A vertical rectangle
hints at reading down or up the picture which can enhance the feeling of the energy of shapes grouped within it.
Likewise a markedly horizontal format
seems to invite reading across the picture as in a panorama, so much so that with very long pieces I’ve often broken such surfaces down into square sections partly to slow up the eye, partly to simplify shapes and allow for variations on a theme from one square to the next.
Then there’s the square format itself. To me equal height and width imply something very resolved and settled, a quality I sometimes use
to suggest contained stresses
, sometimes to underline a feeling of balance
already inherent in the shapes within the picture.
An interesting variation occurs when a square is tilted onto one of its corners.

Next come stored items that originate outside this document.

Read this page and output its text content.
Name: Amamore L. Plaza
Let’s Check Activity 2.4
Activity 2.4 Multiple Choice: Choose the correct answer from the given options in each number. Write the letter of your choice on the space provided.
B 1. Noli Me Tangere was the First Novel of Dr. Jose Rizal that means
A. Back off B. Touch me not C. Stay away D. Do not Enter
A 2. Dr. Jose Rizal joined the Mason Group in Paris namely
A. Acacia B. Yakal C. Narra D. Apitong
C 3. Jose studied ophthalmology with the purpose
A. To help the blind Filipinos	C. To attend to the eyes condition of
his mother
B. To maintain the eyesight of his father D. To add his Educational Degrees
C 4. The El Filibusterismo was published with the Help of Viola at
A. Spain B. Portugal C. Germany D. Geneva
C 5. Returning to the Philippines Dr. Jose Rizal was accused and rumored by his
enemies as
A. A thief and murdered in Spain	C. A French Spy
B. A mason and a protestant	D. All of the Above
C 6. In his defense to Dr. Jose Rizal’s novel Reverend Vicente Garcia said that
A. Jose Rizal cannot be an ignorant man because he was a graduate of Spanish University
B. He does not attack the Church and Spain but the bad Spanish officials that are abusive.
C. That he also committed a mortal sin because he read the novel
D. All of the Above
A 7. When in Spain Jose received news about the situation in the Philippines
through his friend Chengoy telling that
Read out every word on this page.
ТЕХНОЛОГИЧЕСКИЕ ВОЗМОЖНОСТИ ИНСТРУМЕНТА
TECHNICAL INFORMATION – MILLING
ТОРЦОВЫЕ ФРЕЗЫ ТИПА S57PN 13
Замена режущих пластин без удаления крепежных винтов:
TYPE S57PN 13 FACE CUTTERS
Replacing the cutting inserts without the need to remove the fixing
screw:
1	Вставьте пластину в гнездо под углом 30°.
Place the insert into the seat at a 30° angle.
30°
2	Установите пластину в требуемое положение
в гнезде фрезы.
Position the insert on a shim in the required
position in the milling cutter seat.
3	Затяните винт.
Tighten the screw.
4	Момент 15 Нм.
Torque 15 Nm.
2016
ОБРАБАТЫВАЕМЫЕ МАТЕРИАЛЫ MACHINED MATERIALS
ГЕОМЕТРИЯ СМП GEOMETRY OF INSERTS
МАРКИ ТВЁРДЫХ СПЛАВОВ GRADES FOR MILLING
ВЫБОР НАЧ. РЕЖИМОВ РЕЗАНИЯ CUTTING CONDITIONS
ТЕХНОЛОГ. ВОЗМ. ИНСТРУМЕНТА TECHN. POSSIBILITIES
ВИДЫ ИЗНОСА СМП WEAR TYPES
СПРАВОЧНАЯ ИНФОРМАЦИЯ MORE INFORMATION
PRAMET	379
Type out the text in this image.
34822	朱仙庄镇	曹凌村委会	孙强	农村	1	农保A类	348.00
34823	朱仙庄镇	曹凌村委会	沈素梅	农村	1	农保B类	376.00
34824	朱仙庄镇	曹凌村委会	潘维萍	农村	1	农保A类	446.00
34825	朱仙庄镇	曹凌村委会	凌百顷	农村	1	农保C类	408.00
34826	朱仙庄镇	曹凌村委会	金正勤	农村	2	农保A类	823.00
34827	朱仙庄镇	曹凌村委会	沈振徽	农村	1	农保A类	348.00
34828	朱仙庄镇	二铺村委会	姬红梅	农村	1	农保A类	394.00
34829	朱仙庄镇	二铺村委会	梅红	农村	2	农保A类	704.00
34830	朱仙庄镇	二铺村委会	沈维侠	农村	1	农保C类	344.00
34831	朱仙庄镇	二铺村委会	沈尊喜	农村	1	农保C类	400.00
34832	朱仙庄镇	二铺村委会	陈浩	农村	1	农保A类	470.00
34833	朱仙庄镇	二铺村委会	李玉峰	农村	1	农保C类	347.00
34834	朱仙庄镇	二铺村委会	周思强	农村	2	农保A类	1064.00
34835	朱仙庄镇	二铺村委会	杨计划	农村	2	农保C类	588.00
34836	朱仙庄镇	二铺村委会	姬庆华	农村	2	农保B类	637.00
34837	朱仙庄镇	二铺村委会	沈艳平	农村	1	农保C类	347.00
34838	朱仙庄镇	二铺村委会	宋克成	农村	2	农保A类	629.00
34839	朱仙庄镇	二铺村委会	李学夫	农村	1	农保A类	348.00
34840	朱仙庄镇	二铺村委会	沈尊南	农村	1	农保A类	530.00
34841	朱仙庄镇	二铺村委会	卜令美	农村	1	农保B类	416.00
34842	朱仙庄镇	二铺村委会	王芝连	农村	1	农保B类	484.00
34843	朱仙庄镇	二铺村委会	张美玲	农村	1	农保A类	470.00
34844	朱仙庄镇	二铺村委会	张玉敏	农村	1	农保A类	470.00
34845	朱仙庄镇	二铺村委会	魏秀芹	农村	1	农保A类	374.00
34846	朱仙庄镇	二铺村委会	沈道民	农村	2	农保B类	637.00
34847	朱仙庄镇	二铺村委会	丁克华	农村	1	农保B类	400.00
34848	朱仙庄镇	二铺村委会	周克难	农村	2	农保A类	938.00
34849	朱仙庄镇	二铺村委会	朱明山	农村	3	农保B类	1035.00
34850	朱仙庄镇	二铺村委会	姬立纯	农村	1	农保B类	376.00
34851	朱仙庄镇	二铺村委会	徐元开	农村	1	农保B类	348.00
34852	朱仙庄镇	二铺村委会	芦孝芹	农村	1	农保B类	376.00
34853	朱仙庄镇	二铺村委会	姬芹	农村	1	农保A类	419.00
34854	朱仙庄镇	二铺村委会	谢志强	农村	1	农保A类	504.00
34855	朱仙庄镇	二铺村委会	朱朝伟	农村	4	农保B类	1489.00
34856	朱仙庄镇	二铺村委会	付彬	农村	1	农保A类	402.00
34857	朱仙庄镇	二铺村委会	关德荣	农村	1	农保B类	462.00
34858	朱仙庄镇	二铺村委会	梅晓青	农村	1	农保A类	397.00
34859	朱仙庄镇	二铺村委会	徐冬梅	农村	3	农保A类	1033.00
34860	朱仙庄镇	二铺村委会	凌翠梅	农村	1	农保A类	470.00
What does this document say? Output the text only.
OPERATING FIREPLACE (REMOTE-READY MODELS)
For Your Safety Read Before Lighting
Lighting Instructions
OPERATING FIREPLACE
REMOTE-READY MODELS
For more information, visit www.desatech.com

Now its sides all become 45 degree angles often suggesting heightened tension and giving impact to the forms contained by them, either highlighting their stresses
or livening up more low key elements such as seascape shapes around a horizon line
.
Such up-ended square compositions make a strong visual statement on any wall due to their marked diagonals whilst these diagonal sides also make them look very much at home hanging on a staircase.
Within any picture format the way that forms pick up on an implied geometry of proportion
is also something that fascinates me and that I often use.
Another quality I like to use is what I think of as the dovetailing
of shapes with other shapes.
To me all such phenomena create visual rhythms which complement the colours and tones I’m using and together with them can give me a sense of the piece having a life of its own, re-presenting something I’ve seen in a way that may refer to a specific place or time but aims at a celebration of it rather than a slavish imitation.